= Petite Saline Creek =

Stream in Moniteau and Morgan counties, Missouri, US

Petite Saline Creek is a stream in Cooper, Moniteau and Morgan counties in the U.S. state of Missouri. It is a tributary of the Missouri River.

The stream source area is along the Morgan-Moniteau county line just north of U.S. Route 50 two miles east of Syracuse and three miles west of Tipton at and at an elevation of about 920 feet. The stream flows north into Cooper County crossing under and flowing parallel to the west side of Missouri Route 5. The stream turns east again crossing under Route 5 just south of Billingsville. The stream flows generally east passing under Missouri Route 87 southeast of Boonville. The stream continues east to southeast passing under Missouri Route 179 south of Wooldridge. The stream enters the Missouri River bottom just south of Wooldridge in eastern Cooper County and the confluence with the Missouri is in the northern corner of Moniteau County across the river from McBaine at and an elevation of 564 feet.

At what was then called Wilkin's bridge, there was a skirmish during the American Civil War on October 13, 1864, between the troops of the 5th Regiment, Missouri State Militia Cavalry, and the troops of General Fagan, who were guarding the bridge, during Price's Raid.

Petite Saline Creek was so named for the salty character of the little creek.

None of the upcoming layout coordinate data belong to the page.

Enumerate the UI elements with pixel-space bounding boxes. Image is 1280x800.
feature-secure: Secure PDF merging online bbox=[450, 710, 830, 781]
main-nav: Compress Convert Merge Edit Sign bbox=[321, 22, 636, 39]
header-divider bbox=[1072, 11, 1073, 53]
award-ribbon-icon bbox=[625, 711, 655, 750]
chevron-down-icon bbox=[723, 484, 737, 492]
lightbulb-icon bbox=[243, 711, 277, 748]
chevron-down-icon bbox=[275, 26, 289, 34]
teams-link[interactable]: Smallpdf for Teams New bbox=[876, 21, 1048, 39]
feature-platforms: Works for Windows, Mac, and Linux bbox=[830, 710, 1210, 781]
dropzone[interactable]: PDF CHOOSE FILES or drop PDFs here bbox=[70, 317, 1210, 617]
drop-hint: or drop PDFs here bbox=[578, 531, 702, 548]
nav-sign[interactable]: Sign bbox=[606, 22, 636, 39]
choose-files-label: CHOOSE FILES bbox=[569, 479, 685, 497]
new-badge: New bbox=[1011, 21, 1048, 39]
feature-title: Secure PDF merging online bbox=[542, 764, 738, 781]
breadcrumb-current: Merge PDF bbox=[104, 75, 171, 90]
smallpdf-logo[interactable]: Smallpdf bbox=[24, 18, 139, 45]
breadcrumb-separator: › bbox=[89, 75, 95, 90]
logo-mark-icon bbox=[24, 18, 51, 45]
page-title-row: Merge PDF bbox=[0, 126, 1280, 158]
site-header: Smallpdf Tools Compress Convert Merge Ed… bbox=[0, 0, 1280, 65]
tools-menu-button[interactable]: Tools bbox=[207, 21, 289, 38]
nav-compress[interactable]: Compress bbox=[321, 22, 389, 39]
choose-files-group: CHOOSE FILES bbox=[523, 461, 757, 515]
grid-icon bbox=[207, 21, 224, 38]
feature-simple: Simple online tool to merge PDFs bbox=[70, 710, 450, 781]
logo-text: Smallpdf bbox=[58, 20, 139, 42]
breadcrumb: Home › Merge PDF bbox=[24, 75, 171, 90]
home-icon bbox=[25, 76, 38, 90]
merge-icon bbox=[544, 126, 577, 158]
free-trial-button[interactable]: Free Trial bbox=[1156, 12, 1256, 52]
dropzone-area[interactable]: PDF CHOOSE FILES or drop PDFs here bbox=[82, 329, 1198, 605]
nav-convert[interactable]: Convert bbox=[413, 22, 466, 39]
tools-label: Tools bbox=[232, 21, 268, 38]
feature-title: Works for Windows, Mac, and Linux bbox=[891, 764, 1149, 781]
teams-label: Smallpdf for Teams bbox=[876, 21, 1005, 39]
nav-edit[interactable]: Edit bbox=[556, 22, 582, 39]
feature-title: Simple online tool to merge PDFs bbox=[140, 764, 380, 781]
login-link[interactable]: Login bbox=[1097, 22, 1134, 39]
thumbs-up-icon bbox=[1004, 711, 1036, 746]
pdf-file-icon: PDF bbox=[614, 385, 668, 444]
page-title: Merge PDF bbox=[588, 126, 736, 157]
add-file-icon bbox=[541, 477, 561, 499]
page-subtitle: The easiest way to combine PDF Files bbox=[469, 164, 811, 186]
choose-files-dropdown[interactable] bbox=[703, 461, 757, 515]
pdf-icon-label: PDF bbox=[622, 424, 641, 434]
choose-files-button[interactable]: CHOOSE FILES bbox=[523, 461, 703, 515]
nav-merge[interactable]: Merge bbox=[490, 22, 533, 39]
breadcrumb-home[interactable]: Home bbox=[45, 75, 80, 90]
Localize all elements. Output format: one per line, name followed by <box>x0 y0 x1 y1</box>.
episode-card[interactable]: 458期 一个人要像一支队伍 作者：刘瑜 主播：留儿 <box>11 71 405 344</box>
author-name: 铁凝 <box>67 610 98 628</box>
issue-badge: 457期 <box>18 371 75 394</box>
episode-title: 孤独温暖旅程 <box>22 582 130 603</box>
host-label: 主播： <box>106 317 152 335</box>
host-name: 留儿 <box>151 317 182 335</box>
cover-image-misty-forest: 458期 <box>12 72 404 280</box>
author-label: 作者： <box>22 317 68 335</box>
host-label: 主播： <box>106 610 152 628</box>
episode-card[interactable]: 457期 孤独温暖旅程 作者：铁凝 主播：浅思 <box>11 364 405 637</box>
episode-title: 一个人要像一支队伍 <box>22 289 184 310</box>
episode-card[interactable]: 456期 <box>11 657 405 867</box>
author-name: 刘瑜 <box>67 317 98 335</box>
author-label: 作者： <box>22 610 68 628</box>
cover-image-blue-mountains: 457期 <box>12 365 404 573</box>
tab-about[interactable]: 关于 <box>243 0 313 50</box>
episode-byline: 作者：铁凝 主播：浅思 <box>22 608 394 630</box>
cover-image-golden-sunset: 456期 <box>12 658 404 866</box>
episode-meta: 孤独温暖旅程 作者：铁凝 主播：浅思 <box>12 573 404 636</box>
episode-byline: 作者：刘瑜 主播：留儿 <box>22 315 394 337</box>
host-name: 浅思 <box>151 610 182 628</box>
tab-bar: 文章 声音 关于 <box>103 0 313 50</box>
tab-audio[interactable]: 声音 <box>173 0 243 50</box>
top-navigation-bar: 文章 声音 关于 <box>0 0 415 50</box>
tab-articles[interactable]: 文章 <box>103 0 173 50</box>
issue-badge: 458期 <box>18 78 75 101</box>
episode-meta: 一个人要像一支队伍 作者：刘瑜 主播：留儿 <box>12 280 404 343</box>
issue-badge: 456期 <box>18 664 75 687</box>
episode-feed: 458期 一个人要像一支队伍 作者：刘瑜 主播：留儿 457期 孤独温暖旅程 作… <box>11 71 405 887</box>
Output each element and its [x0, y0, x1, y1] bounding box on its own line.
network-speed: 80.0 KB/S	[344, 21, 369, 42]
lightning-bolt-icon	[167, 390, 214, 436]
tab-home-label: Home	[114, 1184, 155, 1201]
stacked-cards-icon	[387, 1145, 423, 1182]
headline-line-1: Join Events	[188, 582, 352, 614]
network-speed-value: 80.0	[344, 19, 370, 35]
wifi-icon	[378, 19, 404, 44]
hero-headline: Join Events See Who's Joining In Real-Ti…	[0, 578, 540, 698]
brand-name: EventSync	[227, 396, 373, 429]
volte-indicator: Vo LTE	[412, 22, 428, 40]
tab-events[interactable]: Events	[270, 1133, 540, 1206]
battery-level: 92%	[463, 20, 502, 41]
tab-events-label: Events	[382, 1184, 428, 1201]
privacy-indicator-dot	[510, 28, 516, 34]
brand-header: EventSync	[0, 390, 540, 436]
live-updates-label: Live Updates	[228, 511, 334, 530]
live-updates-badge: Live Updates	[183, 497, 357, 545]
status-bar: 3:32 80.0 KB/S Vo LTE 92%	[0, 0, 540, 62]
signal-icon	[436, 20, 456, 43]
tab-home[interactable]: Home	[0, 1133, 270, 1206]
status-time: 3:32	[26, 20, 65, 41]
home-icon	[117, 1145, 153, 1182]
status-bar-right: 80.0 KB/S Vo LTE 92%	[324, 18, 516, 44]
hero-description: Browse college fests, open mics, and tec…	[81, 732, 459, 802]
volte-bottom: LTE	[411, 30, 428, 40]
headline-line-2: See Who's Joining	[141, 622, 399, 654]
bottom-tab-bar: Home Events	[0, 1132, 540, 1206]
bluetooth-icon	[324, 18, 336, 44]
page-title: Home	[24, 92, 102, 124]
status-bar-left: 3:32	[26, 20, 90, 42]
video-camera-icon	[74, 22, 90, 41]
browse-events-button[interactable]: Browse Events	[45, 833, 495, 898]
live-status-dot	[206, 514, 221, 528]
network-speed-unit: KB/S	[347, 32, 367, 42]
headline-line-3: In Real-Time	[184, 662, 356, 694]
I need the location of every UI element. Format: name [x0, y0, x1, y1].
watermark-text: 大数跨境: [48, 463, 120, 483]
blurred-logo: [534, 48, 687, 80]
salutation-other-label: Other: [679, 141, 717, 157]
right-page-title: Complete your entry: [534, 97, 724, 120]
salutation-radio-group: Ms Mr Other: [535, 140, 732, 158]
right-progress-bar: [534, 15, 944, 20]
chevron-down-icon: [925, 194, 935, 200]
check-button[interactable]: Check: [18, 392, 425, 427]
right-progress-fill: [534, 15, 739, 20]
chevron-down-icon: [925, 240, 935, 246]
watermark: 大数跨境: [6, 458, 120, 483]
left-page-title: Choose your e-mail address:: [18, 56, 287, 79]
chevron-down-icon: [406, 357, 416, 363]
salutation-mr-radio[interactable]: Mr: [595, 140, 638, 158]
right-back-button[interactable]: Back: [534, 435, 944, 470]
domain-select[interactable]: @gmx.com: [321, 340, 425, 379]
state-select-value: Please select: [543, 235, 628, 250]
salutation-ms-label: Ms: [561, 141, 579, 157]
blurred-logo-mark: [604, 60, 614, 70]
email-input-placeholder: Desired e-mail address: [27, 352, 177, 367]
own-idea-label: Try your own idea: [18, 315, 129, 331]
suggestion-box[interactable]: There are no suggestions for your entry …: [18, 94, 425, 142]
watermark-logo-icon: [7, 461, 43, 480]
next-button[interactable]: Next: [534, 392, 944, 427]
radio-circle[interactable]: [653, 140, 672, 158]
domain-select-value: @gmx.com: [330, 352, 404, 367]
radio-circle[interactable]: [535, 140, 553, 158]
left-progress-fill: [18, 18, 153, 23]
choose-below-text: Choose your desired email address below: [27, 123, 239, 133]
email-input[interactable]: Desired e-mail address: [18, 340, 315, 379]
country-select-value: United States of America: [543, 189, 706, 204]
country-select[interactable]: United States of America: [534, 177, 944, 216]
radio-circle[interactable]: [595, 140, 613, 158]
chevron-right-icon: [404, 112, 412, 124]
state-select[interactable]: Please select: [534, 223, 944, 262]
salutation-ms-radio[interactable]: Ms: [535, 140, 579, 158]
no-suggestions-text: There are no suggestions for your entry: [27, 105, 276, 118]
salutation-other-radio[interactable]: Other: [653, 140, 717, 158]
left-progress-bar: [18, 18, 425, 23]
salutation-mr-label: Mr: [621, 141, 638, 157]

Lewis & Clark passed by on June 6, 1804, and made mention of this creek in their journals. ‘Passed the mouth of a creek called ‘saline’ or ‘salt’ creek. This river is about 30 yards wide and has so many licks and salt springs on its banks that the water of the creek is brackish. One very large lick is 9 ms up on the left side. The water of this spring is strong. So much so, that it is said one bushel will make 7 pounds of good salt.”